Perhaps the most famous of ghost photographs is The Brown Lady of Raynham Hall, taken in 1936. The photographers were shooting for a piece about the house in Country Life magazine and had just completed a shot of the grand staircase, when one man spotted the ghost of a woman in a long brown dress, floating down the stairs towards them. He hastily took a picture, which has intrigued paranormal investigators, photographers, and scientists ever since.
The Brown Lady of Raynham Hall (1936) by Hubert C. Provand & Indra Shira, perhaps the most famous ghost photograph of them all
The picture looks authentic enough and the story that they told to go with it was indeed convincing. Historical accounts of sightings of the ghost of Lady Dorothy Walpole support the belief that the image is indeed of her walking the corridors of her old home. On the rare days every year that Raynham Hall is open to the public, many flock to the house to see if, while touring the grand building, they might catch a glimpse of the famous phantom. Even though our desire to believe is still strong, we have moved away from the Victorian attitude that believes everything they see in an image like this one, instead favouring the approach to prove that it’s all a fake. As recently as 2006, people claiming to be specialists in this field (whatever that means) were asserting that the Brown Lady image was a fabrication, by either the photographers or magazine, to increase interest in the article about the house.

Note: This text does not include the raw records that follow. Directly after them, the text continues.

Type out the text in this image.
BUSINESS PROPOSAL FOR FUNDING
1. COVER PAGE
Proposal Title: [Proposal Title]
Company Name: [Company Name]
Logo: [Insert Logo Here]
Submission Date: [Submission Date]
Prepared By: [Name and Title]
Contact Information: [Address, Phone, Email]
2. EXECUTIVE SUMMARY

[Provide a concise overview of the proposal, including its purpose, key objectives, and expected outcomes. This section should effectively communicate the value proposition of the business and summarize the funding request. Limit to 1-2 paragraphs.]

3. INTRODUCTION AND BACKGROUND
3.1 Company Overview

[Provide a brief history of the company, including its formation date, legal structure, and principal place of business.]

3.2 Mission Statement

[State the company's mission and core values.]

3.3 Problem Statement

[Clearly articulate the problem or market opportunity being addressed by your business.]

My recreation of The Brown Lady using the Pepper's Ghost illusion.
How it was done (1) - A sheet of transparent plastic angled in front of my tablet, which displays the background. My phone is set off-axis to provide the 'ghost'
How it was done (2) - the arrangement adjusted to that she appears floating on the staircase
For me, I feel that in the absence of malicious hoax, deliberate double exposure, or optical illusion, there are still things we cannot explain. I love the Pepper’s Ghost illusion as a way of entertaining, and The Brown Lady is a provocative story and accompanying photograph, but wouldn’t say I was a firm ‘believer’. What I do know is that I most definitely heard a woman’s voice, one that was not familiar to me, say “hello” during that early morning shoot. It frightened me at the time and thrills me to this day because it remains a mystery. Perhaps I don’t want or need it to be solved in case it loses that thrill. Make of it what you will.